La vie d'Henri Marteau fut digne d'un roman rocambolesque.
Violoniste virtuose né d'un père français et d'une mère allemande, ancienne élève de Clara Schumann, il fut le sujet de tracasseries à répétition que l'auteur de l'excellent texte de présentation de cette livraison, Joachim Draheim, détaille généreusement et passionnément. Il donne d'importantes informations sur ses tournées (Europe dont Pays scandinaves, Russie, Amérique), ses rencontres, les centres où il enseigna (Genève, Berlin où il succéda à Joseph Joachim, Leipzig, Dresde, Prague) et ses compositions. On peut ajouter qu'Henri Marteau côtoya un temps le Danois Carl Nielsen en 1896 et interpréta sa Sonate pour violon et piano n° 1 dont il reçut la dédicace. Plus largement, le violoniste français défendit un vaste répertoire. Une vie de succès domina son riche parcours jusqu'en 1914, puis survinrent moult difficultés à s'imposer après ses mésaventures liées à ses origines dans un climat patriotique intolérant. Mais, globalement, son parcours fut exceptionnellement riche.
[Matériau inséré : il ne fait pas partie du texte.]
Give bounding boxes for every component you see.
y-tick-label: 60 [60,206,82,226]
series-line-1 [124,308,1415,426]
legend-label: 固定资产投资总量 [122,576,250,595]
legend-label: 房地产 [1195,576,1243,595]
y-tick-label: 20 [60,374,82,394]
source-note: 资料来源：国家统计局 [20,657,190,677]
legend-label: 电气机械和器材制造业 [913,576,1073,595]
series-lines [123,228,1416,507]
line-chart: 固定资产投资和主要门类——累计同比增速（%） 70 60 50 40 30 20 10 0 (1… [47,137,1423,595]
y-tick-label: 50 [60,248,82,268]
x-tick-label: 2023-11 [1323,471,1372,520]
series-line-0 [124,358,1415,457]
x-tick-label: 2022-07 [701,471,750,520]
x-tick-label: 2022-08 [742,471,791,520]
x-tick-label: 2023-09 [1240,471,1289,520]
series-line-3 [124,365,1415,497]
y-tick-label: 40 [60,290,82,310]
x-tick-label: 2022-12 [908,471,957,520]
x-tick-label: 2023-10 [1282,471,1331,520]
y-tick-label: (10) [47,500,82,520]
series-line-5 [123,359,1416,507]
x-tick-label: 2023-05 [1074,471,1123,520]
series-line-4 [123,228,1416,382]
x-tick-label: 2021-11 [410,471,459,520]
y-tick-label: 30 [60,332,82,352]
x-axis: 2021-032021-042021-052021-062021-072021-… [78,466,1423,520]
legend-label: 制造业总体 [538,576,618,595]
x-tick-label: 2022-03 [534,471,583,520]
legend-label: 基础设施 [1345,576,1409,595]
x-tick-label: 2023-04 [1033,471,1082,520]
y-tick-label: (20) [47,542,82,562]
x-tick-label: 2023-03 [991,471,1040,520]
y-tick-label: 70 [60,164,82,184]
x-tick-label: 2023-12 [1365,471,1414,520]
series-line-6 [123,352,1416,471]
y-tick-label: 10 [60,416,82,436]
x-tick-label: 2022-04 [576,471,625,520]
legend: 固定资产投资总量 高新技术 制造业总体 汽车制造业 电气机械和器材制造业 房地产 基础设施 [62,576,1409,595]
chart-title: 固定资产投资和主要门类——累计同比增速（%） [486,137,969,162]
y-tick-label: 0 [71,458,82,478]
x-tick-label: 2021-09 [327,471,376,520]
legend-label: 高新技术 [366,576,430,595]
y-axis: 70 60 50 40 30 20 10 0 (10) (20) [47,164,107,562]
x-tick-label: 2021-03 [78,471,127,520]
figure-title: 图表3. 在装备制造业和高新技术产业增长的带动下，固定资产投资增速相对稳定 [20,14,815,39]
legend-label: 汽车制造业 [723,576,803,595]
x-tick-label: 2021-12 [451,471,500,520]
Sa musique ne domine pas vraiment le répertoire incluant le violon, se cantonnant à une écriture irréprochable à laquelle manquait trop souvent la marque du génie comme le confirme le programme de cet enregistrement. Un peu à part et moins conventionnel, son opus 10 Huit Lieder pour une chanteuse et quatuor à cordes (1905) où domine nettement « An Agnes » sur un texte de Nikolaus Lenau, ici magnifiquement chanté par Julie Kaufmann. Max Reger, grand ami d'Henri Marteau qui composa à son intention, est représenté par Deux Pièces pour violoncelle et piano composées en 1901. Les instrumentistes célèbrent ces partitions peu fréquentées avec brio et leur lecture précieuse nous aide à compléter une page intéressante de l'histoire de la musique du continent européen.